A. Le large pouvoir d’appréciation de l’administration comme obstacle au contrôle juridictionnel
La requérante, pour établir l’existence d’un doute sérieux sur la légalité du refus, détaillait un parcours professionnel diversifié de plus de sept ans, incluant des postes de technicienne contentieuse, juriste en assurances, ou encore directrice des services de greffe judiciaires. Elle estimait que cette expérience la qualifiait pour exercer des fonctions judiciaires. Le juge des référés écarte cependant cet argument en soulignant « le large pouvoir d’appréciation dont dispose le ministre ». Cette formule, classique en contentieux de la fonction publique et des concours, signifie que le juge n’entend pas substituer sa propre évaluation à celle de l’administration. Le contrôle se limite à la recherche d’une erreur manifeste, c’est-à-dire une erreur grossière, évidente, qui n’apparaît pas en l’espèce au vu « de la teneur et de la durée de chacune de ces activités ». Le Conseil d’État ne conteste pas la réalité ou la durée des expériences, mais il valide le droit pour le ministre d’en juger la pertinence qualitative au regard de l’objectif poursuivi. L’appréciation du caractère « particulièrement qualifiant » des expériences professionnelles relève ainsi d’un pouvoir discrétionnaire que le juge ne censure que dans ses excès les plus flagrants.
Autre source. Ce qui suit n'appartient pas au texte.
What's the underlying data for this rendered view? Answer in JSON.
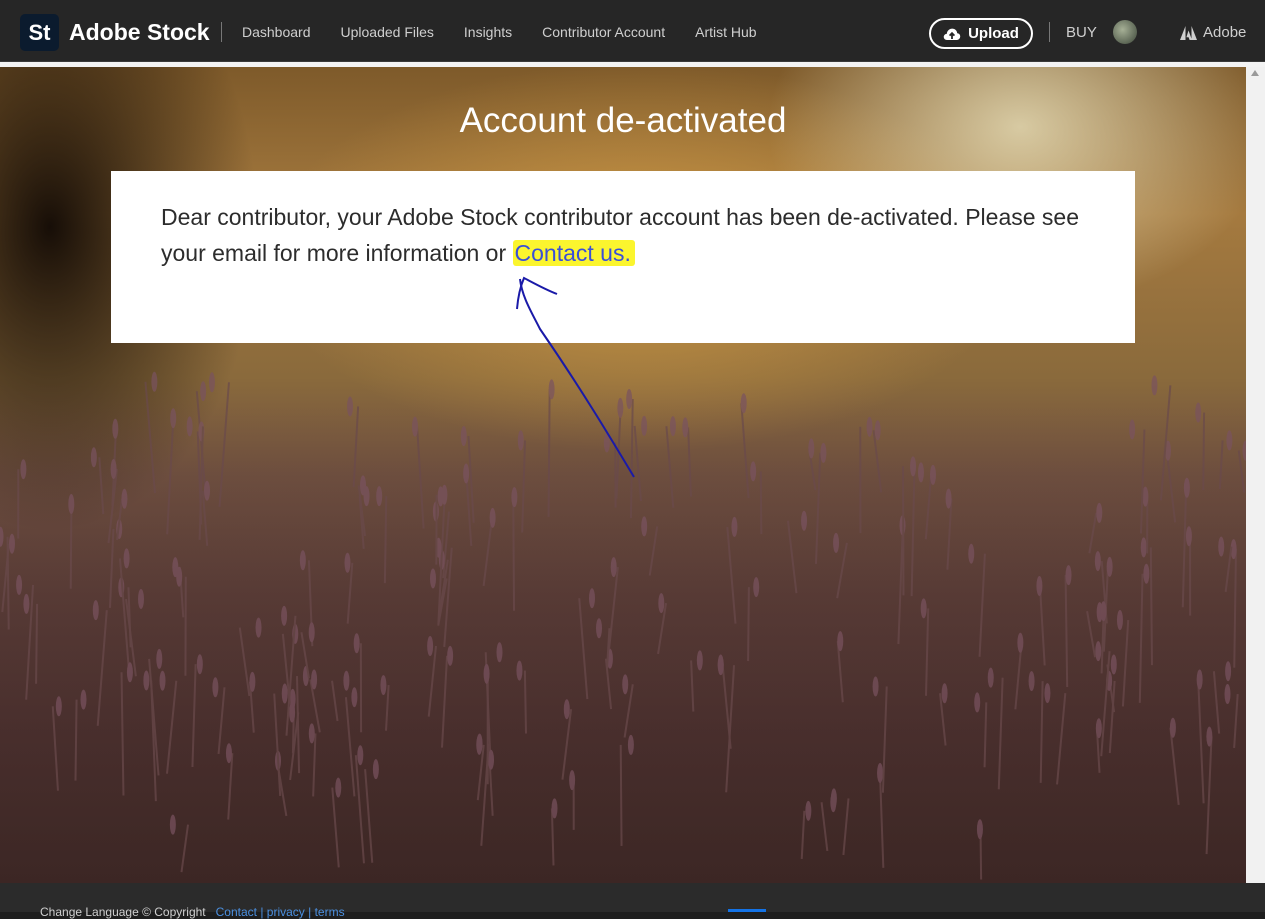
{
  "header": {
    "logo_text": "St",
    "brand": "Adobe Stock",
    "nav": [
      "Dashboard",
      "Uploaded Files",
      "Insights",
      "Contributor Account",
      "Artist Hub"
    ],
    "upload_label": "Upload",
    "buy_label": "BUY",
    "adobe_label": "Adobe"
  },
  "main": {
    "title": "Account de-activated",
    "message": "Dear contributor, your Adobe Stock contributor account has been de-activated. Please see your email for more information or ",
    "contact_link": "Contact us."
  },
  "footer": {
    "text": "Change    Language  © Copyright",
    "link": "Contact  |  privacy  |  terms"
  },
  "colors": {
    "highlight": "#fbf52e",
    "annotation_arrow": "#1a1aa8",
    "header_bg": "#262626"
  }
}
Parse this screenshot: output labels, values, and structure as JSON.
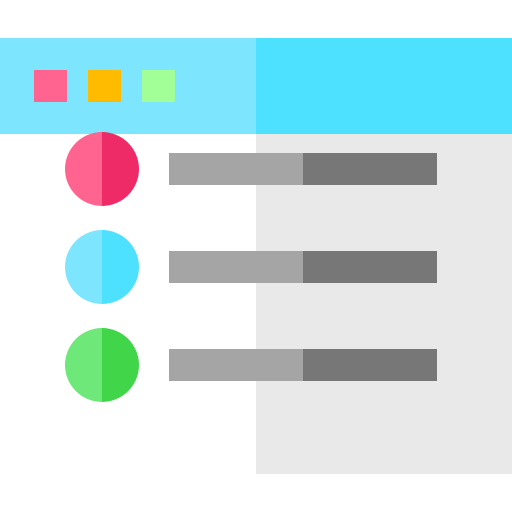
{
  "colors": {
    "titlebar_left": "#7ee5fe",
    "titlebar_right": "#4de0ff",
    "body_left": "#ffffff",
    "body_right": "#e9e9e9",
    "bar_light": "#a5a5a5",
    "bar_dark": "#777777"
  },
  "window_buttons": [
    {
      "icon": "square-icon",
      "color": "#ff6490"
    },
    {
      "icon": "square-icon",
      "color": "#ffbb00"
    },
    {
      "icon": "square-icon",
      "color": "#a2ff98"
    }
  ],
  "list_items": [
    {
      "bullet_icon": "circle-icon",
      "color_left": "#ff6490",
      "color_right": "#ee2a67"
    },
    {
      "bullet_icon": "circle-icon",
      "color_left": "#7ee5fe",
      "color_right": "#4de0ff"
    },
    {
      "bullet_icon": "circle-icon",
      "color_left": "#6ee878",
      "color_right": "#41d64a"
    }
  ]
}
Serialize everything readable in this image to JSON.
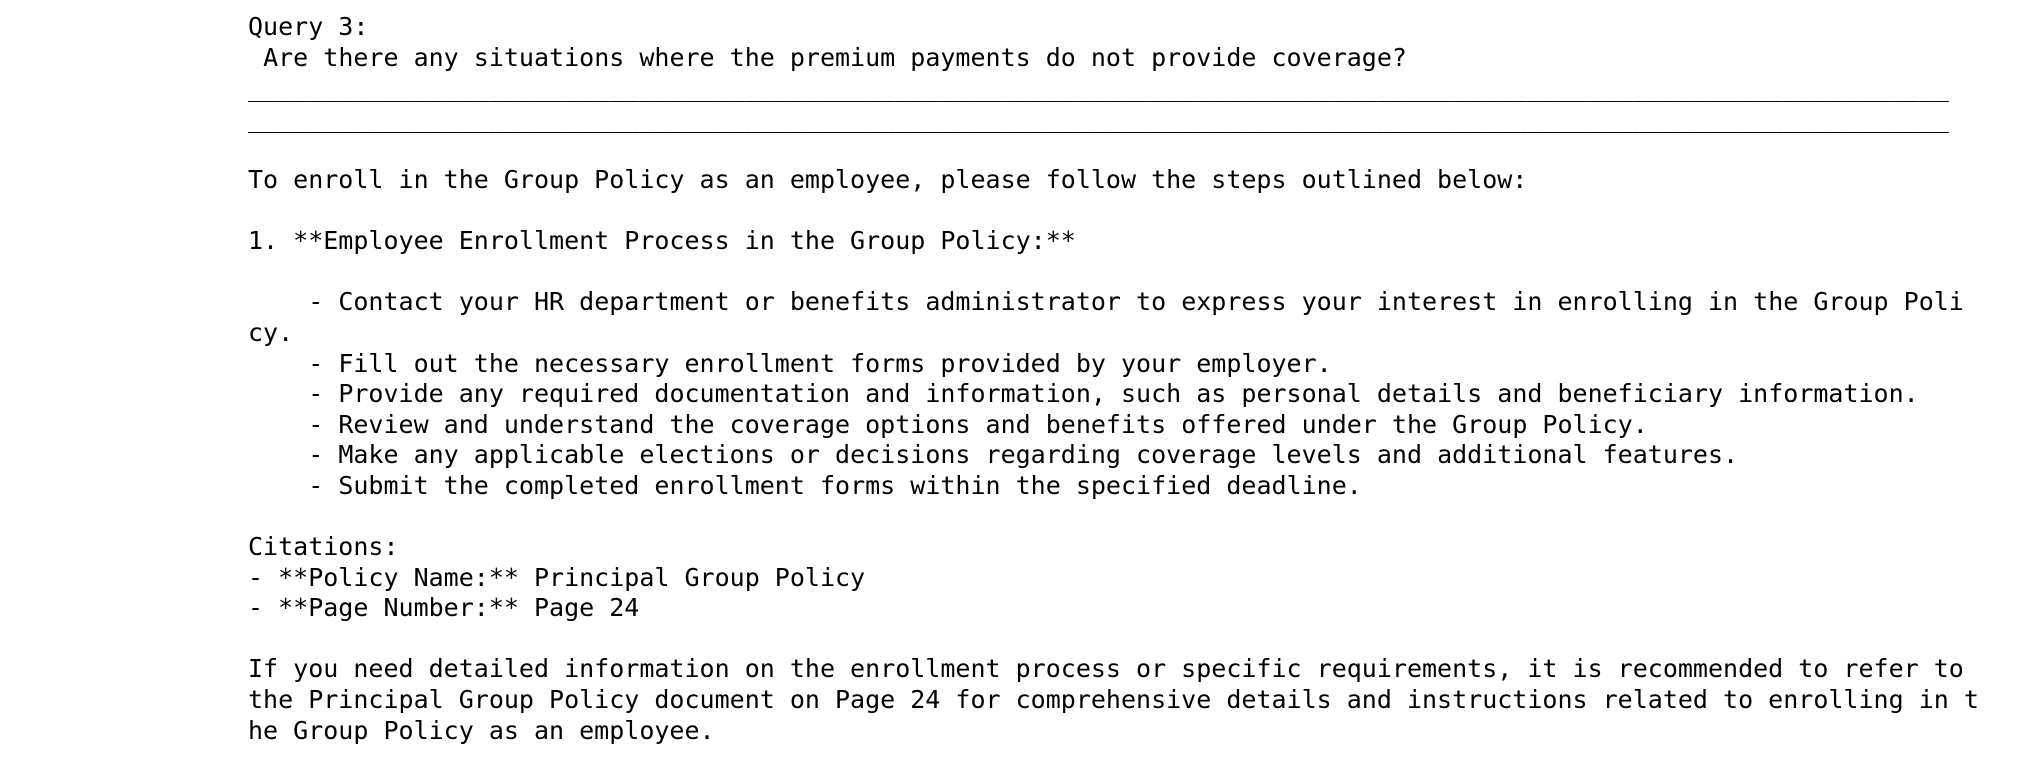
{
  "query_label": "Query 3:",
  "query_text": " Are there any situations where the premium payments do not provide coverage?",
  "rule1": "_________________________________________________________________________________________________________________",
  "rule2": "_________________________________________________________________________________________________________________",
  "intro": "To enroll in the Group Policy as an employee, please follow the steps outlined below:",
  "section_heading": "1. **Employee Enrollment Process in the Group Policy:**",
  "steps": [
    "    - Contact your HR department or benefits administrator to express your interest in enrolling in the Group Policy.",
    "    - Fill out the necessary enrollment forms provided by your employer.",
    "    - Provide any required documentation and information, such as personal details and beneficiary information.",
    "    - Review and understand the coverage options and benefits offered under the Group Policy.",
    "    - Make any applicable elections or decisions regarding coverage levels and additional features.",
    "    - Submit the completed enrollment forms within the specified deadline."
  ],
  "citations_label": "Citations:",
  "citations": [
    "- **Policy Name:** Principal Group Policy",
    "- **Page Number:** Page 24"
  ],
  "closing": "If you need detailed information on the enrollment process or specific requirements, it is recommended to refer to the Principal Group Policy document on Page 24 for comprehensive details and instructions related to enrolling in the Group Policy as an employee."
}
B. Le rejet complémentaire des moyens de légalité externe et d’égalité
Outre l’erreur manifeste d’appréciation, la requérante invoquait une insuffisance de motivation et une méconnaissance du principe d’égalité. Le juge des référés rejette également ces moyens comme n’étant manifestement pas de nature à créer un doute sérieux. Concernant la motivation, bien que la décision initiale ait pu sembler stéréotypée, le juge considère implicitement que la référence à la condition légale non remplie était suffisante dans ce contexte. Le standard de motivation exigé semble ainsi s’accommoder d’une formulation générale lorsque la décision repose sur une appréciation qualitative. Quant au moyen tiré de la rupture d’égalité, le Conseil d’État le neutralise par une considération factuelle décisive. Il relève qu’il s’agit d’un « concours professionnel organisé pour la première fois sur le fondement des dispositions précitées », rendant toute comparaison avec des candidats de sessions antérieures inopérante. Cet argument pragmatique suffit à écarter l’existence d’un doute sérieux sur ce point, sans examiner plus avant le profil des candidats admis par le passé.
Cette retenue dans l’exercice du contrôle illustre la portée limitée du référé-suspension face à un pouvoir d’appréciation étendu, ce qui n’est pas sans conséquence sur la protection des droits des candidats.
II. La portée de la décision quant à l’office du juge des référés et l’accès à la magistrature
L’ordonnance réaffirme une conception stricte de l’intervention du juge de l’urgence (A), ce qui interroge sur l’effectivité du recours pour les candidats s’estimant injustement écartés d’un concours (B).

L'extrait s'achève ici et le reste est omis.